Not keen on a hotel? Airbnb and Stayz have heaps of dugout rentals. Just book ahead – these types of properties naturally book out quickly so you need to be on your game planning wise.

2. Check Out Crocodile Harrys

Seen Crocodile Dundee? Go stream it before your trip – the character of Mick is allegedly based on this guy, a super hot drifter type who set up in his own cave system carved into the side of a hill outside of town.

Harry is long gone, but his home remains open for tourists to visit. Because it’s unmanned, expect heaps of graffiti from decades past honouring the late, great ladies man. Also, expect boobs.

3. Go Opal Hunting

Credit: Getty

There is literally a spot where you can freely fossick for opals in Coober Pedy, the town known globally for its opal mines. Yep, you just pull up and get sifting in the dirt. You’ll want to know what to look for – don’t expect to spot a shiny, polished opal or anything. It’s a good idea to head to some of the opal stores on the main street first, have a look at what they’re selling, and ask them for tips on opal fossicking.

We went to Waffles & Gems, which – yep – sells both waffles AND gems. Grab a country-style milkshake (read: an actually amazing one) and ask the folks inside about spotting a good opal. We got some invaluable tips on everything from opal pricing to how you’re meant to fossick. Oh, and they’ve got some “opal fossicking” you can do out front, too. It’s meant to be for little kids but hey, who’s judging?

4. Grab A Beer Next To The Servo

You read that right – the restaurant next to the local servo, Outback Bar & Grill, is one of the best spots in town for a beer and a feed. And not in that way of “well, this’ll do” – it’s genuinely delicious tucker and icy cold beer.

I had never, ever eaten inside a servo and had good food until I visited Coober Pedy.

5. Head To The Kanku-Breakaways

Credit: Tourism South Australia

If you want to know what it would be like to drive across Mars, this is surely the closest you can get in Australia. The Kanku-Breakaways Conservation Park is less hiking, more road touring – follow the track and cruise through red dirt, black sand and multi-coloured mountains for the IG snaps of your DREAMS.
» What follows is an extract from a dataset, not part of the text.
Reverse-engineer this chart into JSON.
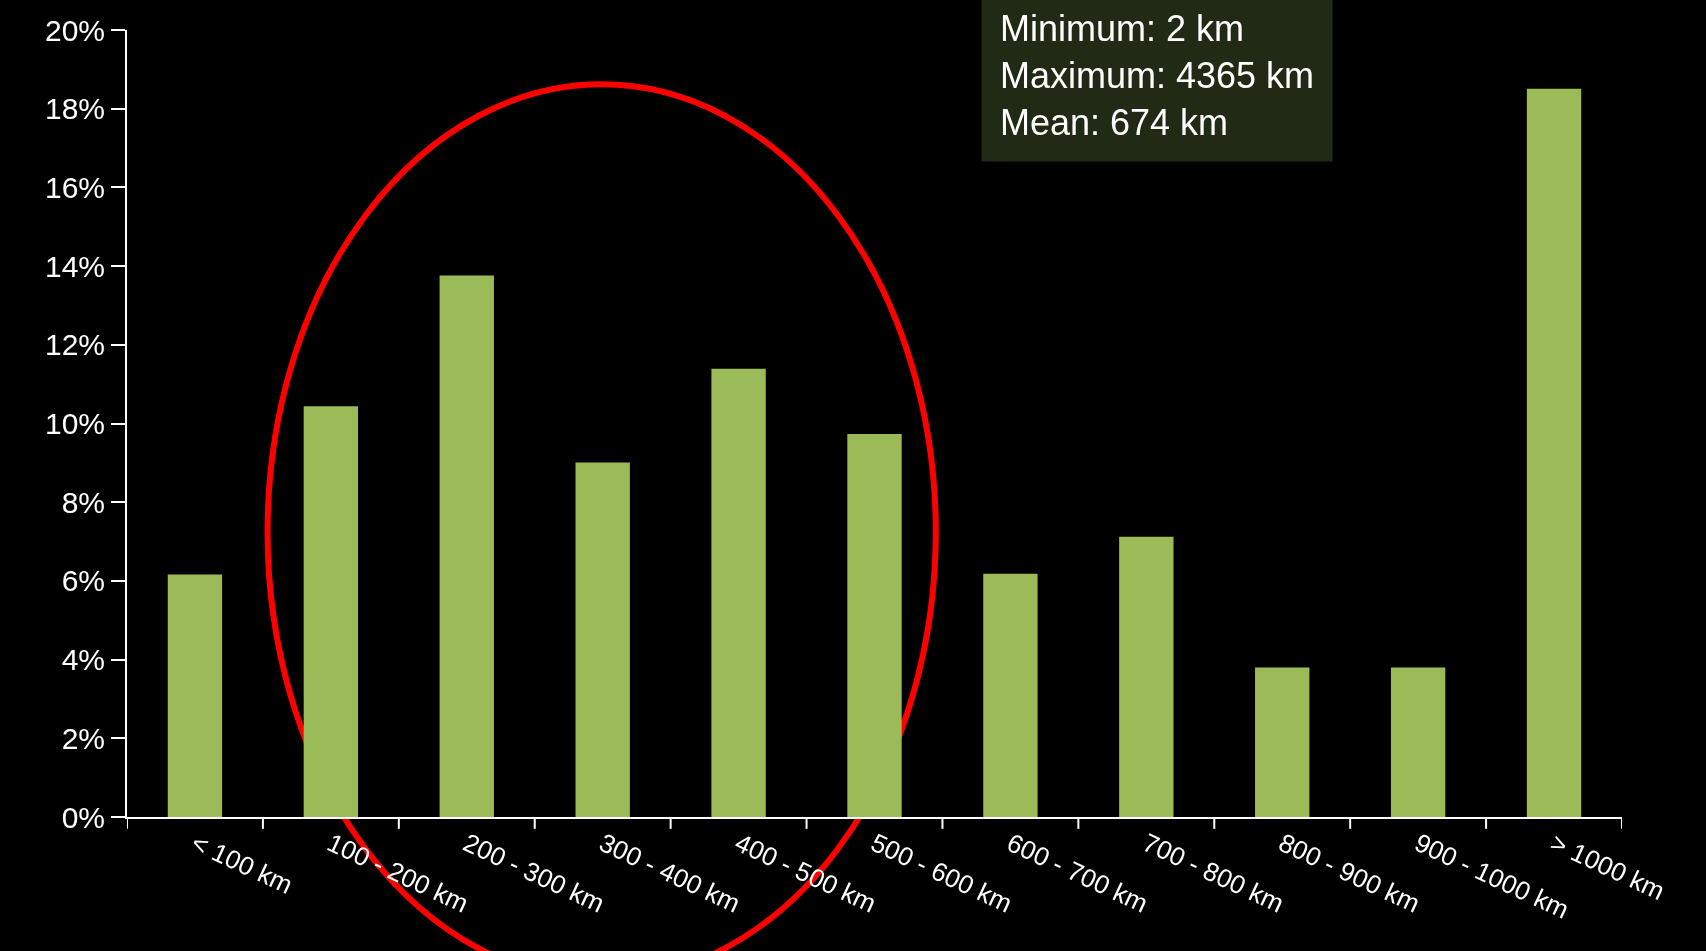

Also worth hitting up is the Dingo Fence, once of the longest structures in the world at 5,614 kilometres. It was built in the 1880s to keep the dingos out (not “keep the rabbits out”, that’s another fence) and from the Breakaways, you can see it all the way through to the horizon. Mad stuff.

6. Head Down Into A Mine

Credit: Tourism South Australia

The Old Timers Mine or Tom’s Working Opal Mine are the big guns out here. Head underground with a hard hat on and suss the conditions opal miners used to work in – and do work in today, depending on which one you hit up.

It is a wild experience to get down into the Earth, and it’s not something you get to do often. Also, it’s cooler down there – a huge bonus on a blisteringly hot day like the day we went.

7. Check Out A Time Warp Dugout

Faye’s Underground Home is EVERYTHING if you’re a retro fangirl like me. This dugout, built over ten years by two women, is an Australiana icon and well worth a peek if you’re in town.

The ultimate snap has to be the indoor pool. Would I want an indoor pool in my dugout? Probably not. Do I love this one? Absolutely yes.

If you wanna make Coober Pedy a road trip destination this year, my advice is absolutely do it – given it’s almost 9 hours away from Adelaide, it works best as a stopover from SA’s capital to Alice Springs or Uluru. If you’ve got heaps of leave, why not do the whole of the Stuart Highway up to Darwin? Hey – we can’t go overseas for a while, may as well check out what this Great Southern Land has to offer.